Can a trademark be rejected on the ground that it could be perceived with an equivalent vulgar word and/or read out differently? This issue is addressed recently in the case of Iancu v. Brunetti and decided by the US Supreme Court, in favour of the clothing brand FUCT, where the court held that the name could be trademarked. This case has become a First Amendment case about “immoral or scandalous” trademarks, wherein it was pronounced that the US Patent and Trademark Office (USPTO) violated an entrepreneur’s free-speech rights, by denying trademark registration for his clothing brand FUCT.
FUCT is an abbreviation for Friends U Can’t Trust, according to Erik Brunetti, the artist and designer who has been using the name since 1990. In 2011, Brunetti had applied for federal registration of the mark, the request was first granted—then, unusually, denied “on the ground that the mark “FUCT” would be perceived as equivalent to the vulgar word,” (fucked). Brunetti said it is pronounced as four letters — F-U-C-T — but the court said “you might read it differently and, if so, you would hardly be alone.”

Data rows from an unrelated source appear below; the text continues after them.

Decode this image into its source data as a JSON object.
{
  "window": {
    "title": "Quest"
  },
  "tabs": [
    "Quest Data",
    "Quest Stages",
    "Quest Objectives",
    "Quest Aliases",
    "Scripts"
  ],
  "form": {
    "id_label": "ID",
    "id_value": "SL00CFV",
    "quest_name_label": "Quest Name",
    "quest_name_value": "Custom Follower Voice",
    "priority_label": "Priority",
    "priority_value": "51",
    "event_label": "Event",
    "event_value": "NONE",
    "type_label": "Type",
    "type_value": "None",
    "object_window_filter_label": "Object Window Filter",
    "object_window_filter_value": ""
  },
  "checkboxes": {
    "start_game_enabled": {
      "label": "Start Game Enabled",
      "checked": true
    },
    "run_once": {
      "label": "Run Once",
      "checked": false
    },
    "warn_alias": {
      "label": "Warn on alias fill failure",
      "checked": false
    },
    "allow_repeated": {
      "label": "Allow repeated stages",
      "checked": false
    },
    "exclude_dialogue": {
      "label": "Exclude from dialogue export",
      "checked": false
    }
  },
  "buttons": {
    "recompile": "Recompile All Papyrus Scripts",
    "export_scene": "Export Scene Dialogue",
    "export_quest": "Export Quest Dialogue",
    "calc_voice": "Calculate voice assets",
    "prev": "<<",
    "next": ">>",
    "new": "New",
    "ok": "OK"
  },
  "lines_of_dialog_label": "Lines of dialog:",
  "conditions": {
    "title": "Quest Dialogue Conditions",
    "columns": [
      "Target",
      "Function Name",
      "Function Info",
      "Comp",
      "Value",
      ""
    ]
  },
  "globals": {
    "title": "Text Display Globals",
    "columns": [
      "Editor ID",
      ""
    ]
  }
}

Later, Brunetti appealed before Supreme Court. Supreme Court ruled that this federal ban on the registration of “immoral” or “scandalous” trademarks violates the First Amendment right to free speech and thus is unconstitutional. The Hon’ble court followed the ruling in Matal v. Tam, in which the court held that the USPTO could not deny an Asian-American band called ‘The Slants’, a trademark based on its interpretation that the name was a racist slur and thus it could be perceived as a “disparaging” mark.
“Barring the FUCT trademark amounts to viewpoint discrimination, which is poison to a free society,” said. Justice Samuel Alito.
While deciding the case, Hon’ble Supreme Court laid down the following Rules:-
“The USPTO can’t “disfavour certain ideas”, the Govt. Cannot deny trademark registration to marks it considers immoral, scandalous, or disparaging on the basis of the Lanham Act. To do so is to discriminate based on viewpoint.
The First Amendment is meant to protect precisely the kind of speech that people generally view as offensive. What kind of specific language is offensive is a notion that shifts over time. It can depend on who is speaking and in what context.
It is not the government’s job to police speech through its intellectual property arm.”
Thus, these rules have now broadened the scope for trademark registration over such marks and before deciding whether a mark or word is scandalous or immoral, the above-mentioned rules set by the Hon’ble court need to be followed. This case marked a new beginning as all the dimensions for determining whether a mark is scandalous or not was discussed, and finally came up with a decision like never before.